Wednesday, December 13, 2006

Out of Picture 2 • preview

Before getting into the thick of things, I must apologize for the lack of postings this last month and more importantly for my lack of response to some of your comments. Soon, I promise to contact those of you who have tried to reach me through this blog.

The image bellow, is a portion of a larger development image for my upcoming contribution to the next "Out of Picture" anthology, currently in development

Tuesday, December 12, 2006

Robot Architecture

These series I did for the Movie ROBOTS some years ago.
In retrospect I know now that this movie was more fun to research and design for, than it was to watch.
We spend a long time developing the world that these robots lived in. We looked at the history of everything "machine", from the advent of the industrial revolution which brought about the machine age, to today's computer manufactured machines (machines that build machines). What this meant is that we had to be faithful to the materials and technology of each of these eras. Ultimately we divided the world into 4 mayor periods:
Architecturally, it echoed human architecture, at least in how we view them emotionally. It most certainly aimed to express a nostalgia for American cultural history. Contrasting the romanticism of early American culture and the skepticism of today. The Star of the film had to remind us of all that we loved about the past in a way that could also inspire the future.
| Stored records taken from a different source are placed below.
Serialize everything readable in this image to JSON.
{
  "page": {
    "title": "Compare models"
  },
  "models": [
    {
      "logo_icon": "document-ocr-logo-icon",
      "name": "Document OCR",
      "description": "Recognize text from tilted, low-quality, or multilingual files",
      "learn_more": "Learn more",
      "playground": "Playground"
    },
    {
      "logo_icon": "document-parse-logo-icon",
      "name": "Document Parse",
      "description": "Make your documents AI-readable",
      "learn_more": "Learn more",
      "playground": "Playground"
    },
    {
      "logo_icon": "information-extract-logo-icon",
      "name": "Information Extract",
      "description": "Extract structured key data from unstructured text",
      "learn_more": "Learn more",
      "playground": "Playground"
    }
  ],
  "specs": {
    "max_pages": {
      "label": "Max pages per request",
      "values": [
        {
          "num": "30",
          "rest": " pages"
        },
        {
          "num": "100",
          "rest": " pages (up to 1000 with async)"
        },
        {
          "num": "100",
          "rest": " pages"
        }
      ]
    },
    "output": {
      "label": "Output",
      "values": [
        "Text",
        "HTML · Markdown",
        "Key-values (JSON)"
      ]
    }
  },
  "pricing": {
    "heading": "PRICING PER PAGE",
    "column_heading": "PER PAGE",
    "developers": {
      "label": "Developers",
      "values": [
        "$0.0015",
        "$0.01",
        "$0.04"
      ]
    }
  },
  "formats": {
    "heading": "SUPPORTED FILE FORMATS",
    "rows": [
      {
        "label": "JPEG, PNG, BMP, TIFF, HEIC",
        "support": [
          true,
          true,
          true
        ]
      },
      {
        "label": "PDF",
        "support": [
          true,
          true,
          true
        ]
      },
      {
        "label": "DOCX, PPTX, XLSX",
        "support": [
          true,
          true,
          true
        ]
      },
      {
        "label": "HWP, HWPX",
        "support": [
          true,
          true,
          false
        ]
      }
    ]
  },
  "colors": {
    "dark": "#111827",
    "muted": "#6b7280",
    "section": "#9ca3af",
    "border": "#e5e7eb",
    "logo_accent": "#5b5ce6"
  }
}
Someone of traditional values with present ambitions.
The world around him needed to support all this as well. Ultimately, I think the story failed to support the star of the film and the robot world. I can only speak for that which I was called to do, and say simply that it came down to the budget , the pacing of the film and the studio's lack of faith for the original story.
80% of the architectural potential never could be realized in 3D within budget and the accelerated pace of the film prevented it from taking its time to accurately portray the contrast between the more nostalgic world that the star of the film came from and the precipitous bustle of the world that he came to inhabit. Ultimately all machines worked equally as fast, or not at all. Like all the steam and moving mechanisms we wanted for the depths of the city. Originally intended to look, feel and work like an old watch. Sadly, since only 20% of the architecture was ultimately built, there was only so much we could hope for.
Lack of Budget, lack of resources... Our mistake was designing a movie that was clearly well out of budget.
images © 2005 20th century fox film

Small town Steam era (Above). Pencil/digital.

Big city Steam era (Above left) and Hi-End (Above right). Pencil/digital.

Big city Steam era (Above). Villain's Lair. Pencil/digital.

Big city Electric & High-End (Above). Pencil/digital.
Because the robot city was intended to have been built from the ground up, this presented us with the opportunity to build the next modern era above the previous one. Thus, allowing us to echo the kind of eclectic architecture prevalent in Europe today. Modern structures built directly upon gothic bases, for example. The difference was that we would continue to build vertically so that the Hi-End structures reached into the sky while the ancient steam powered architecture rusted away at the core. But again, since only 20% of the architecture could be built in 3D, most of these concepts became blurred.
Those few buildings that did get built in full detail however, are testament to what "could have been". The folks at that studio are of such great talent, it is a shame that they were not better supported by some of the leadership, to accomplish the goals that the artists faithfully set off to achieve.